El camino se hacía más y más largo, y el paisaje urbano desapareció.
—¿A dónde vamos? —preguntó, inquieta.
El hombre del asiento delantero no respondió.
Carmen volvió a preguntar, más alto:
—¿A dónde me llevan?
El conductor se giró apenas. Su sonrisa era helada.
—Tranquila, bella. Pronto lo sabrás.
El miedo la paralizó.
Intentó abrir la puerta, pero estaba bloqueada.
—¿Qué significa esto? ¡Déjenme salir!
Una de las mujeres a su lado le tomó la mano, con los ojos llenos de terror.
—No sirve de nada… Todas pensábamos que íbamos a un refugio.
El auto se detuvo finalmente frente a un edificio antiguo, rodeado de muros y luces tenues.
Varios hombres esperaban afuera.
Abrieron las puertas y comenzaron a hacerlas bajar una por una.
Carmen sintió un nudo en la garganta.
—¿Dónde estamos? —susurró.
Nadie respondió. Solo un hombre alto, de traje oscuro, se acercó y dijo con una voz seca:
—Bienvenidas, señoritas. A partir de ahora, sus nombres no importan.
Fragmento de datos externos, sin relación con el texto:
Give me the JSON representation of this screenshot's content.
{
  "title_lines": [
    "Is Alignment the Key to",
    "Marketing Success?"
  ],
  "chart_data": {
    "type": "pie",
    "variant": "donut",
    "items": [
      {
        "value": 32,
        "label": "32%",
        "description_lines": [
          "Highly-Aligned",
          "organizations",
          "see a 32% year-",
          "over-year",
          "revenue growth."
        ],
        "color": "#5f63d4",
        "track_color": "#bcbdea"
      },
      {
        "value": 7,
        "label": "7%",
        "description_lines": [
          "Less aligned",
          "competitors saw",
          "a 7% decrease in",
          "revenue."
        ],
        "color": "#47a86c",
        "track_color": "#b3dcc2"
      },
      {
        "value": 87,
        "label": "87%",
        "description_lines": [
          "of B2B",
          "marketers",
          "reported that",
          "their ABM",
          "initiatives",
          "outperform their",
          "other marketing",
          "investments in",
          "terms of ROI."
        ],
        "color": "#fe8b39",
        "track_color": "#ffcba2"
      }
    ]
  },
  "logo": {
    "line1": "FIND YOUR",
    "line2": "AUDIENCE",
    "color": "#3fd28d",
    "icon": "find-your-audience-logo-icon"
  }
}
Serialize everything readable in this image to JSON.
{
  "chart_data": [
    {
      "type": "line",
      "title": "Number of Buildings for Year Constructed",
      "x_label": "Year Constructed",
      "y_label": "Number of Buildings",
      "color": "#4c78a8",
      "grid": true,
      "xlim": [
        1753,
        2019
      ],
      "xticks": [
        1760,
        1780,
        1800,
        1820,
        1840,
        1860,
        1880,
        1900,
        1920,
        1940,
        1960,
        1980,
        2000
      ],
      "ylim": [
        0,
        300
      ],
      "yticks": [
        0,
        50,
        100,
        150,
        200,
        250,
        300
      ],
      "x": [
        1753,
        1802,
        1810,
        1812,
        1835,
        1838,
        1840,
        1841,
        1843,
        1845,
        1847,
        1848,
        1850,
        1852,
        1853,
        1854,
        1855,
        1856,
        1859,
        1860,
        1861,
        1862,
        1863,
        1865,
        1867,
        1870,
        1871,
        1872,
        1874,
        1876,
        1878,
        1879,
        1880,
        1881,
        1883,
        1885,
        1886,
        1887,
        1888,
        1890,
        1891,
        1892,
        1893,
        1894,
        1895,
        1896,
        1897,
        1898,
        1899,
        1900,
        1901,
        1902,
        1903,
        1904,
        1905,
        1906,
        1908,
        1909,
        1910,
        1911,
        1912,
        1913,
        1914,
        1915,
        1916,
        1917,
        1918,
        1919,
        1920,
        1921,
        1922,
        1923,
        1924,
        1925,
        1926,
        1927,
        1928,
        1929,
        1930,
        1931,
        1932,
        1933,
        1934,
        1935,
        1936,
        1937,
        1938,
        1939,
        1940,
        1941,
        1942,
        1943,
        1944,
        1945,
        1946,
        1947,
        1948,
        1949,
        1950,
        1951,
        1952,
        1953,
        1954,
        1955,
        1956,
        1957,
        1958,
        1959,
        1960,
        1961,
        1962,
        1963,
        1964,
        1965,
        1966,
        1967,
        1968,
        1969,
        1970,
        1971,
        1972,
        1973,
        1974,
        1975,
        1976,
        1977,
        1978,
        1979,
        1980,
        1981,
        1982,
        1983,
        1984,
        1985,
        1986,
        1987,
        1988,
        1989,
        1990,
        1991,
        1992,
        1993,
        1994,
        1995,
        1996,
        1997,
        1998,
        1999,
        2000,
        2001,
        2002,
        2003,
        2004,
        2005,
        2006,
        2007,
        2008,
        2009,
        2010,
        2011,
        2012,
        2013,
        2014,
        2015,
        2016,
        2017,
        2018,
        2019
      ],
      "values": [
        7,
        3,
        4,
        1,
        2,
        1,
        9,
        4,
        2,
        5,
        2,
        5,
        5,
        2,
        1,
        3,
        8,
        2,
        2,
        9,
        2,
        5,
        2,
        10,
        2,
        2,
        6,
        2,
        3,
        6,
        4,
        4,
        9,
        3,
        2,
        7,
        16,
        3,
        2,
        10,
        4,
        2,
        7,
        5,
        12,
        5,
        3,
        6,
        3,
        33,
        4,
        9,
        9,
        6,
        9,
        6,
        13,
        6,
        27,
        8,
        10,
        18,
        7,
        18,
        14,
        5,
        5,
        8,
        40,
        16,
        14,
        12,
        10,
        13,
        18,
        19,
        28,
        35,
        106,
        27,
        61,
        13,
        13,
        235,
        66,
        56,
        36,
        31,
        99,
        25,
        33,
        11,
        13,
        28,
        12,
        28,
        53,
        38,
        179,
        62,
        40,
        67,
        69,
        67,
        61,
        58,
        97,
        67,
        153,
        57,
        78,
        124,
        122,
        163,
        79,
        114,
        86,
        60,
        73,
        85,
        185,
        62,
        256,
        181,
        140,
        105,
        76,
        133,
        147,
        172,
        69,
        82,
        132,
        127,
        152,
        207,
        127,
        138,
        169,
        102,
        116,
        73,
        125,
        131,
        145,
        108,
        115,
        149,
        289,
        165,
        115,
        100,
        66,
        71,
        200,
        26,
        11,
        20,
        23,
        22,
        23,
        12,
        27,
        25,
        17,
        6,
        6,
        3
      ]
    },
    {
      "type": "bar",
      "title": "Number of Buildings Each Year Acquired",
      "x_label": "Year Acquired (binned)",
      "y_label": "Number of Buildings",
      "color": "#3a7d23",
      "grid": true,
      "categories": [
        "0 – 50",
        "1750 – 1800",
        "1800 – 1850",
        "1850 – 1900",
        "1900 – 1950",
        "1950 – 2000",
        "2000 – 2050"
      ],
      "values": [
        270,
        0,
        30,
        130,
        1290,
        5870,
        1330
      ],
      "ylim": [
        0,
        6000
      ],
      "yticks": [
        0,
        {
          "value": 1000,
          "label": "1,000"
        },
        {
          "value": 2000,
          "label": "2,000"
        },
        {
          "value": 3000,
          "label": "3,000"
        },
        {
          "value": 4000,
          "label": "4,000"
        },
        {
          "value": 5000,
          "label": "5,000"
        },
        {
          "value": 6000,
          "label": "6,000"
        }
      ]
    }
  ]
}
Carmen sintió que el suelo se movía bajo sus pies.
El hombre continuó hablando mientras otro la sujetaba del brazo.
—Mañana serán presentadas. Las que valgan la pena irán a la subasta.
Subasta.
La palabra le heló la sangre.
Miró alrededor: decenas de mujeres, jóvenes, asustadas, con rostros sin esperanza.
Intentó forcejear, pero la golpearon. Cayó al suelo, mareada.
Antes de que todo se oscureciera, alcanzó a ver una mariposa pintada en la pared.
El mismo símbolo que había en la carta de su padre.
Entonces lo comprendió:
Su muerte, la persecución, su secuestro… todo estaba conectado.
Y ella había caído en la misma red que lo había destruido.